Palace of the Legion of Honor parking lot—The "new" make-out and drinking spot for the Western Neighborhoods in 1970, once the police cracked down on the activities taking place at the end of Sunset Boulevard. Richmond District teens resented the influx of Sunseters, since their once-quiet and relatively private spot used for watching the submarine races was quickly becoming too crowded for comfort. Surprisingly, the SFPD never bothered anyone in this location for the remainder of that school year—did they not know or did they just think that this new spot was quieter and safer than what had recently been closed down?

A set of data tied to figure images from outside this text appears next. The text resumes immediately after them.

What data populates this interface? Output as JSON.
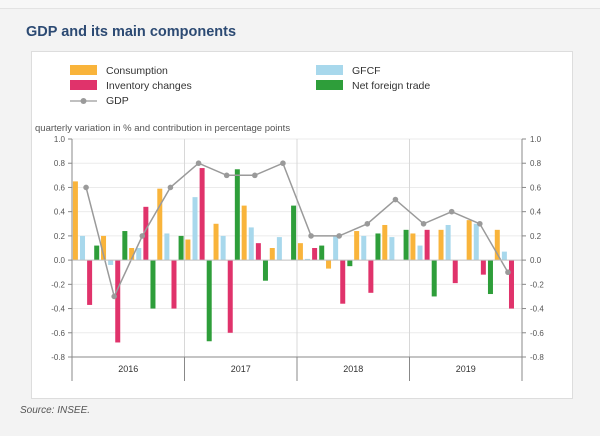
{
  "title": "GDP and its main components",
  "source": "Source: INSEE.",
  "colors": {
    "consumption": "#f9b43b",
    "gfcf": "#a8d8ec",
    "inventory": "#e0336b",
    "trade": "#2e9e3a",
    "gdp": "#9a9a9a"
  },
  "chart_data": {
    "type": "bar",
    "title": "GDP and its main components",
    "ylabel": "quarterly variation in % and contribution in percentage points",
    "ylim": [
      -0.8,
      1.0
    ],
    "yticks": [
      -0.8,
      -0.6,
      -0.4,
      -0.2,
      0.0,
      0.2,
      0.4,
      0.6,
      0.8,
      1.0
    ],
    "ytick_labels": [
      "-0.8",
      "-0.6",
      "-0.4",
      "-0.2",
      "0.0",
      "0.2",
      "0.4",
      "0.6",
      "0.8",
      "1.0"
    ],
    "years": [
      "2016",
      "2017",
      "2018",
      "2019"
    ],
    "quarters": [
      "2016 Q1",
      "2016 Q2",
      "2016 Q3",
      "2016 Q4",
      "2017 Q1",
      "2017 Q2",
      "2017 Q3",
      "2017 Q4",
      "2018 Q1",
      "2018 Q2",
      "2018 Q3",
      "2018 Q4",
      "2019 Q1",
      "2019 Q2",
      "2019 Q3",
      "2019 Q4"
    ],
    "legend": [
      "Consumption",
      "GFCF",
      "Inventory changes",
      "Net foreign trade",
      "GDP"
    ],
    "series": [
      {
        "name": "Consumption",
        "key": "consumption",
        "values": [
          0.65,
          0.2,
          0.1,
          0.59,
          0.17,
          0.3,
          0.45,
          0.1,
          0.14,
          -0.07,
          0.24,
          0.29,
          0.22,
          0.25,
          0.33,
          0.25
        ]
      },
      {
        "name": "GFCF",
        "key": "gfcf",
        "values": [
          0.2,
          -0.04,
          0.1,
          0.22,
          0.52,
          0.2,
          0.27,
          0.19,
          0.01,
          0.2,
          0.2,
          0.19,
          0.12,
          0.29,
          0.3,
          0.07
        ]
      },
      {
        "name": "Inventory changes",
        "key": "inventory",
        "values": [
          -0.37,
          -0.68,
          0.44,
          -0.4,
          0.76,
          -0.6,
          0.14,
          0.0,
          0.1,
          -0.36,
          -0.27,
          0.0,
          0.25,
          -0.19,
          -0.12,
          -0.4
        ]
      },
      {
        "name": "Net foreign trade",
        "key": "trade",
        "values": [
          0.12,
          0.24,
          -0.4,
          0.2,
          -0.67,
          0.75,
          -0.17,
          0.45,
          0.12,
          -0.05,
          0.22,
          0.25,
          -0.3,
          0.0,
          -0.28,
          0.0
        ]
      },
      {
        "name": "GDP",
        "key": "gdp",
        "type": "line",
        "values": [
          0.6,
          -0.3,
          0.2,
          0.6,
          0.8,
          0.7,
          0.7,
          0.8,
          0.2,
          0.2,
          0.3,
          0.5,
          0.3,
          0.4,
          0.3,
          -0.1
        ]
      }
    ]
  }
}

West Sunset Playground—During April of my senior year at St.Ignatius on 37th Avenue, a small group of us realized that while we had supported every school event for years—football and basketball games, tennis matches, swimming and track meets, plays and muscials, band concerts, dances, and debates—we had never been to an S.I. baseball game. Off we trooped to the top row of seats at West Sunset in order to place a mental check mark on yet another high school activity, just six weeks prior to graduation. It was to be one of the last group adventures for many, for once we graduated in early June, many of us went our separate ways, and have not crossed paths again. Yet every time that I drive along near there, I still recall the shared hopes and dreams of a group of 18-year-olds who were perched high up in the stands, laughing and cheering that afternoon, while being buffeted by the strong incoming ocean breezes that were set to take us from 41st & Ortega to places far and wide.
Grandma used to smile at her memories of pre-earthquake San Francisco whenever we drove past the Conservatory of Flowers in Golden Gate Park. I'm sure that she still recalled the clop-clop of horses' hooves, the crack of the reins, and the bounce of a carriage on a pleasant day, as she thought of her own childhood experiences in the 1890s. Last Fall, I visited the new Academy of Sciences with a couple of my own childhood friends, and at one point, a family asked us to take a picture of them with their camera. As I focused on the parents and the small boy and girl holding hands, the leafy green beauty of the trees in the Music Concourse and the angular forms of the new deYoung Museum filled the background. As I snapped the shutter, I knew that this scene would one day form someone else's fond recollection of "when we were young in San Francisco," and I was pleased to be a small part of their happy memories of all the wonderful recreational spots that dot the Outside Lands.